I propose the Spring article to be deleted, and a Kernel_Panic_(game) entry be instituted.

amirite?

Re: Wikipedia

Posted: 03 Feb 2010, 20:04
by Neddie
I'm planning to make a KP article, actually.

Re: Wikipedia

Posted: 03 Feb 2010, 20:05
by zwzsg
Look, it even got numbered figures, it's a true scientific publication!!



Image

Serious

Re: Wikipedia

Posted: 03 Feb 2010, 20:07
by knorke
ÔÇ£AmericaÔÇÖs ArmyÔÇØ is a game launched in
July 2002 designed by the Modelling, Virtual Environments, and Simulation
(MOVES) Institute at the Naval Postgraduate School in Monterey, Calif, USA. It was initially built as a recruiting
tool for the United States of AmericaÔÇÖs army. However it became the
first really successful serious game
I think other games have been serious business before.

Re: Wikipedia

Posted: 03 Feb 2010, 20:11
by zwzsg
Yes, but can you find research papers documenting the seriousness of it? [citation needed] You got seven days before I terminate your AA entry.

Re: Wikipedia

Posted: 03 Feb 2010, 20:56
by el_matarife
I think it would be pretty easy to beat this just by having a few people showing up and saying "Are you serious, this game has 200+ players every night?"

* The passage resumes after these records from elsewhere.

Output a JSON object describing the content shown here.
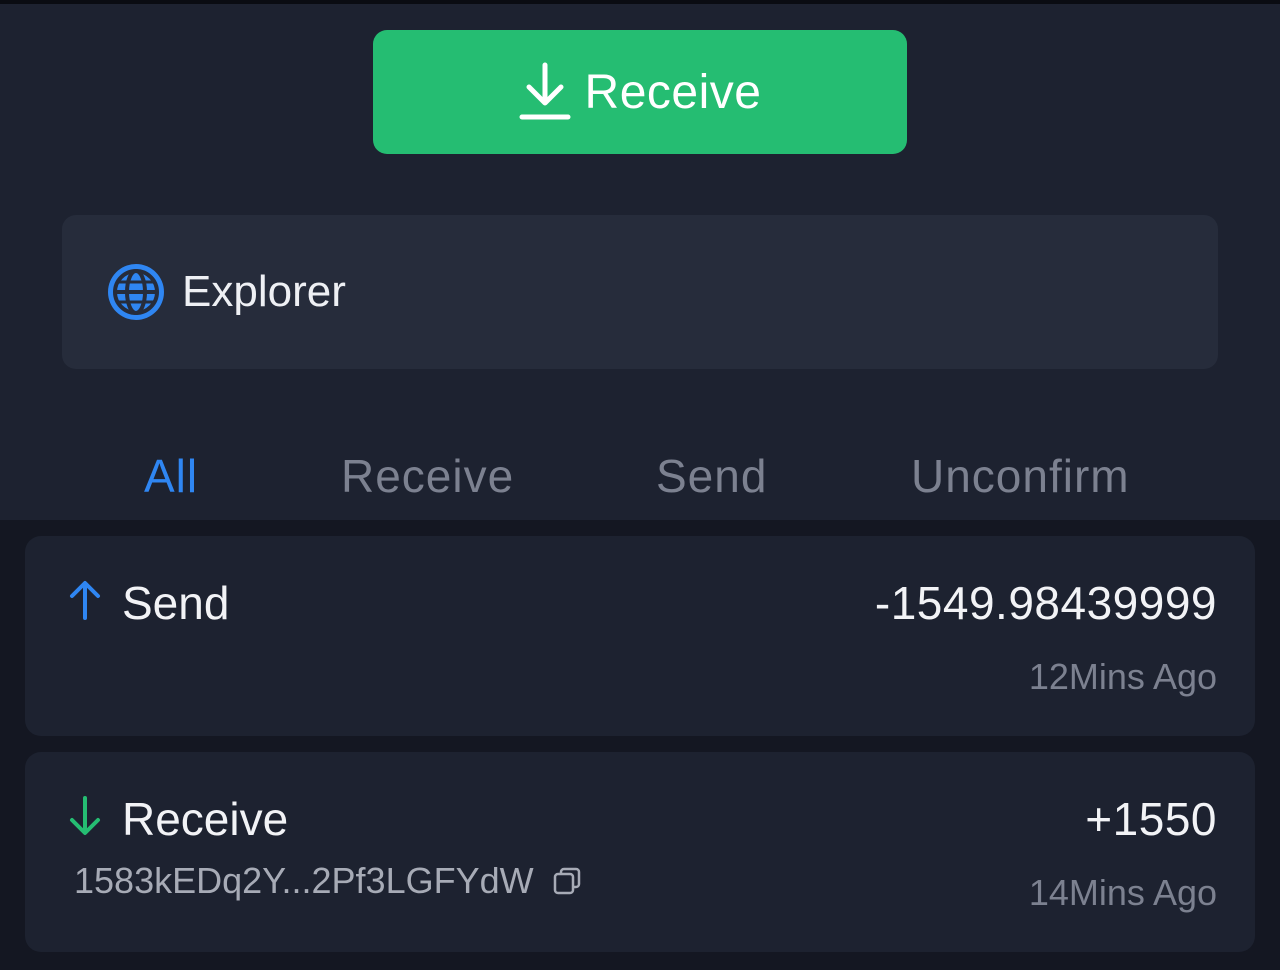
{
  "actions": {
    "receive_label": "Receive"
  },
  "explorer": {
    "label": "Explorer"
  },
  "tabs": [
    {
      "label": "All",
      "active": true
    },
    {
      "label": "Receive",
      "active": false
    },
    {
      "label": "Send",
      "active": false
    },
    {
      "label": "Unconfirm",
      "active": false
    }
  ],
  "transactions": [
    {
      "type": "Send",
      "direction_icon": "arrow-up-icon",
      "amount": "-1549.98439999",
      "time": "12Mins Ago",
      "address": ""
    },
    {
      "type": "Receive",
      "direction_icon": "arrow-down-icon",
      "amount": "+1550",
      "time": "14Mins Ago",
      "address": "1583kEDq2Y...2Pf3LGFYdW"
    }
  ],
  "colors": {
    "accent_green": "#25bd72",
    "accent_blue": "#2f86f2",
    "panel_bg": "#1d2230",
    "card_bg": "#262c3b",
    "page_bg": "#141722"
  }
}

I also don't think any people who post here or develop anything for Spring are neutral enough under their rules to edit Spring's page, but I don't think Wikipedia obeys their own rules enough to care. As long as the Spring wiki page isn't to relentlessly cheer-leading we should be fine.

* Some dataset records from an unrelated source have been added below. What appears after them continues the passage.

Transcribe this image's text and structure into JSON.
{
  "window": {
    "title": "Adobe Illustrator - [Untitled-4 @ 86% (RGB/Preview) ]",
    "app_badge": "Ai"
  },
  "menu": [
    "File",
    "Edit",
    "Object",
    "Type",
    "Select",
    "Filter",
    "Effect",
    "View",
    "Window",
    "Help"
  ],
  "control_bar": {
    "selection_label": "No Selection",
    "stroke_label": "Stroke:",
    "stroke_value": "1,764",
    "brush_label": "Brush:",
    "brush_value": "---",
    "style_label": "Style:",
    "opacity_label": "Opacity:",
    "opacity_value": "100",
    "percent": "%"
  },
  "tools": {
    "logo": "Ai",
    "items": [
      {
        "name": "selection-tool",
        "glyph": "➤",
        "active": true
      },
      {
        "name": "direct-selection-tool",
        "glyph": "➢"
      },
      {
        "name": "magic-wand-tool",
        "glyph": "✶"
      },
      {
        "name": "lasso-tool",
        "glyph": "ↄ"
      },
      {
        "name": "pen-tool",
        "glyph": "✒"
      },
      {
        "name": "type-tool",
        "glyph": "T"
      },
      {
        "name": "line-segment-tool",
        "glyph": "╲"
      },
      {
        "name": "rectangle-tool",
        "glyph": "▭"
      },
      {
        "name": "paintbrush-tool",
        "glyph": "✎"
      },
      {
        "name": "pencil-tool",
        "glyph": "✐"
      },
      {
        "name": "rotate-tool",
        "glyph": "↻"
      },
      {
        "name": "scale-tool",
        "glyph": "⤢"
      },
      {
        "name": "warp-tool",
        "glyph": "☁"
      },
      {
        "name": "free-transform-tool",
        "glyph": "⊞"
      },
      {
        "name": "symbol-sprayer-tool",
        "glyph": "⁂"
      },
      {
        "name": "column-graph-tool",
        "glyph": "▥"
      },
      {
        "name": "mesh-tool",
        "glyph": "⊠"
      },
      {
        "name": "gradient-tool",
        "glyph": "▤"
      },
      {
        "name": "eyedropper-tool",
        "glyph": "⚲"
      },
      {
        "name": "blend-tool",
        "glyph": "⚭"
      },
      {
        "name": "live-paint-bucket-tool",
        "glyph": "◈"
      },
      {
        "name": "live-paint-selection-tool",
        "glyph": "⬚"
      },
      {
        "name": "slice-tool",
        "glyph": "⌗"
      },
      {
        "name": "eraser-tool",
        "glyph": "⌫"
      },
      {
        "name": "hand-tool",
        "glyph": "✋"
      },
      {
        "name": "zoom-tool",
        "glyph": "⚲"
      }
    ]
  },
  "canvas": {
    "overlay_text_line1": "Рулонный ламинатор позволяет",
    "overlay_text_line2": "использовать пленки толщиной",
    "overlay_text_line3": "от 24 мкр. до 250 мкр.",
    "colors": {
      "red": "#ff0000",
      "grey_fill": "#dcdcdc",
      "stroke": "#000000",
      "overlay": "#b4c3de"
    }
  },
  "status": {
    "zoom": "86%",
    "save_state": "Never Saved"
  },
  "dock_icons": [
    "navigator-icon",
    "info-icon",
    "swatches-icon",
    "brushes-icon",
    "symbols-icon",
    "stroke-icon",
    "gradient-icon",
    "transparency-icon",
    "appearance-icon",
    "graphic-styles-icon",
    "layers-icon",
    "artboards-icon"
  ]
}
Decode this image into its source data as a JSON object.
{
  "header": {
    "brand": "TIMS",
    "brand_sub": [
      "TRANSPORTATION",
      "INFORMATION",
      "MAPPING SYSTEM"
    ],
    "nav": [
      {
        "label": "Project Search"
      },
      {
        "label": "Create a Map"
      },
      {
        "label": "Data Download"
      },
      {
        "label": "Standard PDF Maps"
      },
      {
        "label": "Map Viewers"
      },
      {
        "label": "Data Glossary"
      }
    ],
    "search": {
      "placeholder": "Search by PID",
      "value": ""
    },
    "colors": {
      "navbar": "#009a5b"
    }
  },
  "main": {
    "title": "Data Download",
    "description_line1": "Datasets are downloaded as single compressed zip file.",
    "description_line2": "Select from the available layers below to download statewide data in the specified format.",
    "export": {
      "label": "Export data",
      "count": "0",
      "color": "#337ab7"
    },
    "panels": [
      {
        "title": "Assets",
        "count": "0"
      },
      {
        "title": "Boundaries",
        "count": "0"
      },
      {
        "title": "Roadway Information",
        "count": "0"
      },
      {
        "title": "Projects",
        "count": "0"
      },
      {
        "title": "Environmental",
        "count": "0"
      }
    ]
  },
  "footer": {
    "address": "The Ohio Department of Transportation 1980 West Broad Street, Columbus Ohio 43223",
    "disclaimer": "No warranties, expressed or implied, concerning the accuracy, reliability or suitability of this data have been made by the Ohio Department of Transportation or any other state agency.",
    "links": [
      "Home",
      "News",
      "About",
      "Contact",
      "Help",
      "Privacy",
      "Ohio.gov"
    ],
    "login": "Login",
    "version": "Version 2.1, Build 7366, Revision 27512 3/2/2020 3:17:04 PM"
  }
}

Wikipedia is really going downhill fast recently, Wikipedia's volunteers have stopped showing up and I am personally preparing to start using Citizendium for everything. (Which Spring would probably not qualify for an article on, I guess)

Re: Wikipedia

Posted: 03 Feb 2010, 21:12
by smoth
who gives a shit. Effectively wikipedia has spent the past 4-5 years deleting anything that made it good. The site is dying because of this. in 10 years there will be a new alternative.

Re: Wikipedia

Posted: 03 Feb 2010, 21:36
by Pxtl
smoth wrote:who gives a shit. Effectively wikipedia has spent the past 4-5 years deleting anything that made it good. The site is dying because of this. in 10 years there will be a new alternative.
This. Deletionism has scared off contributors. It's original founders have moved on to better things - Jimbo is making a mint off of everybody who's getting kicked off of Wikipedia with Wikia, and Sanger is trying to make something that would actually satisfy the pedantic deletionist's goals in Citizendium.... and probably still wouldn't be allowed as a reference in a highschool paper.

Re: Wikipedia

Posted: 03 Feb 2010, 22:06
by luckywaldo7
Haha meatpuppetry. And after several corrections some of them are still referring to Spring as a game, and not as an engine. I almost thought that they might have had a legitimate case until I saw some of the comments. Anyway smoth is right, wikipedia is fail, not really worth it to try to keep an article on there.

Something else interesting, from a quick glance at this list I would say that almost all of the free/open source engine articles are "not notable". In fact, probably very few open source projects would pass their "standards", which is bitterly ironic considering that open source was the spirit that birthed wikipedia. Oh well, thats what they get for letting people who get off on having control run amok on their website.

Re: Wikipedia

Posted: 03 Feb 2010, 22:55
by bobthedinosaur
I'm in college. I can write a serious paper on the spring engine for my serious class, and maybe get some one to give the thumbs up for a serious research project on spring's seriousness.

Re: Wikipedia

Posted: 03 Feb 2010, 23:15
by JohannesH
bobthedinosaur wrote:I'm in college. I can write a serious paper on the spring engine for my serious class, and maybe get some one to give the thumbs up for a serious research project on spring's seriousness.